The High-Fiber Angle  

Naturally fiber-rich foods are a key component of gut microbe health. Being untouched by digestion, fibers reach the lower intestines intact and nourish gut bacteria.

The recommendation of the Tufts Nutrition Letter will be familiar:  

Choose high-fiber foods like fruits, vegetables, legumes, and whole grains. These foods have health benefits in their own right, and help maintain healthy gut microbes which may play a role in muscle structure and function.

They caution that added fibers may not have the same general health benefits as the fibers found naturally in whole foods, and that many foods with added fiber may also have high levels of added sugar and/or salt.

Stay Strong Three Ways

Here's the bottom line: To keep your gut microbes happy and preserve muscle function with age, Stay Physically Active, Challenge Your Muscles--and Eat a Balanced Diet of High-Fiber Foods.

My Take

This is good news. Introducing a vast army of gut bacteria that must be cultivated with active living and healthy eating, it gives us all another reason to stay the course.

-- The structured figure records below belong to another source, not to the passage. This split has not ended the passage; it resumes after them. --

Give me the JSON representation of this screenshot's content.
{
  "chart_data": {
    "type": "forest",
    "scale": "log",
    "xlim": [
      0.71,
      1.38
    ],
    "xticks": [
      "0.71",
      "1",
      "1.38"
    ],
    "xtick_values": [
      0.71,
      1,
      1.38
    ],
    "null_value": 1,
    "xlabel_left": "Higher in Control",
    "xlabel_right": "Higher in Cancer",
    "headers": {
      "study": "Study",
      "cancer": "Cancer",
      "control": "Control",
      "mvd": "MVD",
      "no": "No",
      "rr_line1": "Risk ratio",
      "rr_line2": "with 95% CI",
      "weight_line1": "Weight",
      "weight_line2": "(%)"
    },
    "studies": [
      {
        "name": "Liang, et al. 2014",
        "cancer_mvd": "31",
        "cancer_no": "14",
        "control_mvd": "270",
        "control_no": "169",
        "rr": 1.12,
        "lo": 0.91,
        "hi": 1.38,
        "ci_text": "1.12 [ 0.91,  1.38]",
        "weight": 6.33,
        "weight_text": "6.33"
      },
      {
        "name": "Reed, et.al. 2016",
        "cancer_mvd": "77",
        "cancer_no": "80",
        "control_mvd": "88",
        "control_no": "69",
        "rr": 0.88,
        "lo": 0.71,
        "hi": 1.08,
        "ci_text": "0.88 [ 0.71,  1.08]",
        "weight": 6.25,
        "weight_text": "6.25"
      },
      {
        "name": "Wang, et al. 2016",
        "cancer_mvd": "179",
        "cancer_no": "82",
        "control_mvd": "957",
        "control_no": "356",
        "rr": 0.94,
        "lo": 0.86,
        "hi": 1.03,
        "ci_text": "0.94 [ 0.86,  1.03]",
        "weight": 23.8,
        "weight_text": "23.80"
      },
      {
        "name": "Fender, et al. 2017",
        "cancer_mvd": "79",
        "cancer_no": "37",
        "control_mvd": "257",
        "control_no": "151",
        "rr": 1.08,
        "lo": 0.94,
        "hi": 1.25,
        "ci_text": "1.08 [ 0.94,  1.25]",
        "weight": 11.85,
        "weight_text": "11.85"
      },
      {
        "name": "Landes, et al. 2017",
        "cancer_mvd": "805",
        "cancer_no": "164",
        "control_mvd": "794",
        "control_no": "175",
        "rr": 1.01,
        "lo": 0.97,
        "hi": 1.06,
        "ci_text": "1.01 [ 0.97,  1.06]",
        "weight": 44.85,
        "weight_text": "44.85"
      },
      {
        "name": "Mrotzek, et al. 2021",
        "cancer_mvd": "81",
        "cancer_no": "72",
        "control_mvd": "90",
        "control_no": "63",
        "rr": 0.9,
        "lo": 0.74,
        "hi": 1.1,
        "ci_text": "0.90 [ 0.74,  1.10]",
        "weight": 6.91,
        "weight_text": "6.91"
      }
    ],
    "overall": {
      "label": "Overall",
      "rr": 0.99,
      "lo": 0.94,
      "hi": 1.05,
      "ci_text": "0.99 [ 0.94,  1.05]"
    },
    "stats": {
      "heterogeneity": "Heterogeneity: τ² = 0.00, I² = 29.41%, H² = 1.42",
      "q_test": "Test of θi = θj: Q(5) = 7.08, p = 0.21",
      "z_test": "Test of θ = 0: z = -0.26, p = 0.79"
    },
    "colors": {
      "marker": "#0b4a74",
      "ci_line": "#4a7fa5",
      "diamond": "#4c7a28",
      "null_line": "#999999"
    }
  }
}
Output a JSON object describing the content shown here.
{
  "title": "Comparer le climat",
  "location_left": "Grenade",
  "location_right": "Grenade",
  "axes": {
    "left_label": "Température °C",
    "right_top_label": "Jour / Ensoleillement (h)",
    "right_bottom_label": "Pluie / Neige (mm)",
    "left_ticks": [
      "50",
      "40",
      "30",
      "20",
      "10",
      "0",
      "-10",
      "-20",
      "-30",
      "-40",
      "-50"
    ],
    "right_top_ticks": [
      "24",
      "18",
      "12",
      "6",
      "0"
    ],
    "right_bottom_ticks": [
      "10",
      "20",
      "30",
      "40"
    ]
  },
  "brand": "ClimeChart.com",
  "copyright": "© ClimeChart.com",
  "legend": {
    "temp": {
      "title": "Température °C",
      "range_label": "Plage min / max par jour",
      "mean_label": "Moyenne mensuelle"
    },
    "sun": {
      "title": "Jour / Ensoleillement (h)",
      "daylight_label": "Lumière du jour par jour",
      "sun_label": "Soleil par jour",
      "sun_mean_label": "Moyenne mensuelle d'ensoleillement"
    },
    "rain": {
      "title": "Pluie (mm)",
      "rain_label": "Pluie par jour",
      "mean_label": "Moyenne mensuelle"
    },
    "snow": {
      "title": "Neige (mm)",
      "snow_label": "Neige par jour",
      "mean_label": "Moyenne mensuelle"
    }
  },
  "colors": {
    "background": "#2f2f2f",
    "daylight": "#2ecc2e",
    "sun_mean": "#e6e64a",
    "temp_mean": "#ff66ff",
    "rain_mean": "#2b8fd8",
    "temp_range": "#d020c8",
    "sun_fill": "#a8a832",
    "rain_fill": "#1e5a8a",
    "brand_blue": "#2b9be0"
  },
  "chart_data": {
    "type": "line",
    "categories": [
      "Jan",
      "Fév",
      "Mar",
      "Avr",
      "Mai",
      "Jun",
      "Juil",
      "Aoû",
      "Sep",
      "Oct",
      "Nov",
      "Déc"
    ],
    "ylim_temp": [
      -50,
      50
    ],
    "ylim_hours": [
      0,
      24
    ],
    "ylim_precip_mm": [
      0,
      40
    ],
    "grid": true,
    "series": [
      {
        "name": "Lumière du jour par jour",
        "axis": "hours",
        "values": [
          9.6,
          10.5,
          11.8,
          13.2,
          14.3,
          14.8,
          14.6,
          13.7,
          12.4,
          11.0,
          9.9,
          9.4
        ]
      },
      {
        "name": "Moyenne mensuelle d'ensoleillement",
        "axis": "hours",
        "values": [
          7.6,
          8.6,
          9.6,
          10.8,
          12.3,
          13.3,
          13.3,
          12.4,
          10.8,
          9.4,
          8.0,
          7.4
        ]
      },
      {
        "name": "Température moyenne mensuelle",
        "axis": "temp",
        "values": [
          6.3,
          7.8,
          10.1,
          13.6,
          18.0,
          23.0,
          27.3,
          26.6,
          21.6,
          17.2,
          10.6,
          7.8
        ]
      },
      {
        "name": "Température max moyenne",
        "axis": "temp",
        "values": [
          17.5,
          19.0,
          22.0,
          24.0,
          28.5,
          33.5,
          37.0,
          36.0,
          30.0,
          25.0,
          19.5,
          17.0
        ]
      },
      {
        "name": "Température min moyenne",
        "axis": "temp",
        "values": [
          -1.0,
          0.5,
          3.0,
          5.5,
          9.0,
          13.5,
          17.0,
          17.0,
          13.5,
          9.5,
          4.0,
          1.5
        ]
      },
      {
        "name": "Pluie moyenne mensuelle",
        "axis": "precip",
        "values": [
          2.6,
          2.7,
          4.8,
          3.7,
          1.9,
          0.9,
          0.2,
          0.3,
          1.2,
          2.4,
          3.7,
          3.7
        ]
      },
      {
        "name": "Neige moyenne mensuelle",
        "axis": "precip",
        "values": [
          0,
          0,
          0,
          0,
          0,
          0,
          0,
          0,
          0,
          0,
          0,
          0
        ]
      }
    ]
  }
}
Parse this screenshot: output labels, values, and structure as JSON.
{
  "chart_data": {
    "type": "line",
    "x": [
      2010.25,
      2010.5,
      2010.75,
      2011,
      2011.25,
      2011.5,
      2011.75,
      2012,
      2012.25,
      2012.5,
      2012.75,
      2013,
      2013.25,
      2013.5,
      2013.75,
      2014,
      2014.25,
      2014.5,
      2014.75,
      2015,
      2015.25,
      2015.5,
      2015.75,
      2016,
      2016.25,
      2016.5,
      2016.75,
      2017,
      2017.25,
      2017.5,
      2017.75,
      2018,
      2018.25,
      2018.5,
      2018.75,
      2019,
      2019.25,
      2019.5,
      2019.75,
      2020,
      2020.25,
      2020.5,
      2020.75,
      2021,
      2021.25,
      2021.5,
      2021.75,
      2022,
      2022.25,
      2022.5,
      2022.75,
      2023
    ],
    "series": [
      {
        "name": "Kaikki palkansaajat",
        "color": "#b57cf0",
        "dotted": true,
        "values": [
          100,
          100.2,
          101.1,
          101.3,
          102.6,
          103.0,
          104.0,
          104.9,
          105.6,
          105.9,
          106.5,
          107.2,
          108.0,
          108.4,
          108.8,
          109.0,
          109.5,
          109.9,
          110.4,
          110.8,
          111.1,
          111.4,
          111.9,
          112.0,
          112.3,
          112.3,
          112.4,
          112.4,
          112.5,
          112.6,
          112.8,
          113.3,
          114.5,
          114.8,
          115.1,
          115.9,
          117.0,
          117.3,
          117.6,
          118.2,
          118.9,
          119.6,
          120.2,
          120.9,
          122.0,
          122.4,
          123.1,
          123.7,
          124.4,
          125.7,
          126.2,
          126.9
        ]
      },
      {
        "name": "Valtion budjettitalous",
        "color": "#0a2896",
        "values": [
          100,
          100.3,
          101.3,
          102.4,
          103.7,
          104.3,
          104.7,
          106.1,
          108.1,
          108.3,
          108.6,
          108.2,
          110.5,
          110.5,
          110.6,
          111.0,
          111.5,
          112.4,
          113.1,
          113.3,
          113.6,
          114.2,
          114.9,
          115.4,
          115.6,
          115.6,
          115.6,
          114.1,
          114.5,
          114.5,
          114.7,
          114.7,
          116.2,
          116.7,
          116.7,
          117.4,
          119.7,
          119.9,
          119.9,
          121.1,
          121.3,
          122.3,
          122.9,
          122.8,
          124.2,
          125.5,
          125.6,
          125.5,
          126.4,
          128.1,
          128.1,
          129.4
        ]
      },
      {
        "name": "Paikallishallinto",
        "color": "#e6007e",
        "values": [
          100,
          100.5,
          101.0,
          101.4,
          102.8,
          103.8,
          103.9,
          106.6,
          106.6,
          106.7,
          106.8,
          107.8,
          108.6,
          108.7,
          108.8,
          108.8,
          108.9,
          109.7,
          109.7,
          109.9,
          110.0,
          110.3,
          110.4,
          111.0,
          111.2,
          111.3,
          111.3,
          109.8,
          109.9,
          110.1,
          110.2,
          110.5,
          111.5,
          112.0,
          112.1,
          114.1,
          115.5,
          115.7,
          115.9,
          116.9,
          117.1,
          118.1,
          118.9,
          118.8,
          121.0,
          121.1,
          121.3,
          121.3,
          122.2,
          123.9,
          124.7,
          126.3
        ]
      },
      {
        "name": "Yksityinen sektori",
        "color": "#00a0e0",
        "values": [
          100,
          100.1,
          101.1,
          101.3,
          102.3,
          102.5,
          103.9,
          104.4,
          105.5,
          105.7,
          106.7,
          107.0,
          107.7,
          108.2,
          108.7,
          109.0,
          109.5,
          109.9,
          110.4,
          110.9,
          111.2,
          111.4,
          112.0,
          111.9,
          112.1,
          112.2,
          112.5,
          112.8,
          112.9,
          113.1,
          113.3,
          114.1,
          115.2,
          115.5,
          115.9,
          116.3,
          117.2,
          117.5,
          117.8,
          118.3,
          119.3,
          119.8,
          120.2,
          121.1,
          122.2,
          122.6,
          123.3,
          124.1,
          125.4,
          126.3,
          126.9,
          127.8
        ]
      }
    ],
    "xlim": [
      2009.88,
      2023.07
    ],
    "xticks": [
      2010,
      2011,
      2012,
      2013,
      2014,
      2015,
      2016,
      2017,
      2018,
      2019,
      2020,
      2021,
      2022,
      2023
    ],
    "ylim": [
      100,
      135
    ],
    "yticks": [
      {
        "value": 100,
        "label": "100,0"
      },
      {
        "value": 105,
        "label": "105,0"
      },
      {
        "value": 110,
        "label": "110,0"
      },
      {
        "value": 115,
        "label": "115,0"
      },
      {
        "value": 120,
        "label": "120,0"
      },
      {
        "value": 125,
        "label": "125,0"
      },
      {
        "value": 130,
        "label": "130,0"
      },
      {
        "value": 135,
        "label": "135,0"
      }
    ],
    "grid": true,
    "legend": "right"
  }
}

It reinforces my long avoidance of processed foods, in favor of a balanced diet of whole foods.

My Old Reliable cereal mixture--which includes six different whole grains
 combined with 3 times as much water in an automatic cooker--is a superb example of a high-fiber food.
Mixed with fruit, vegetables, nuts, and whole milk, it's filling without over-shooting calorie needs.
We now know that it also helps keep our gut microbes healthy and may play a role in muscle strength and function.

Photo by Laszlo

Another avenue of self-help, the Gut-Muscle Connection presents another area where we can help our self with little or no aid from health care providers.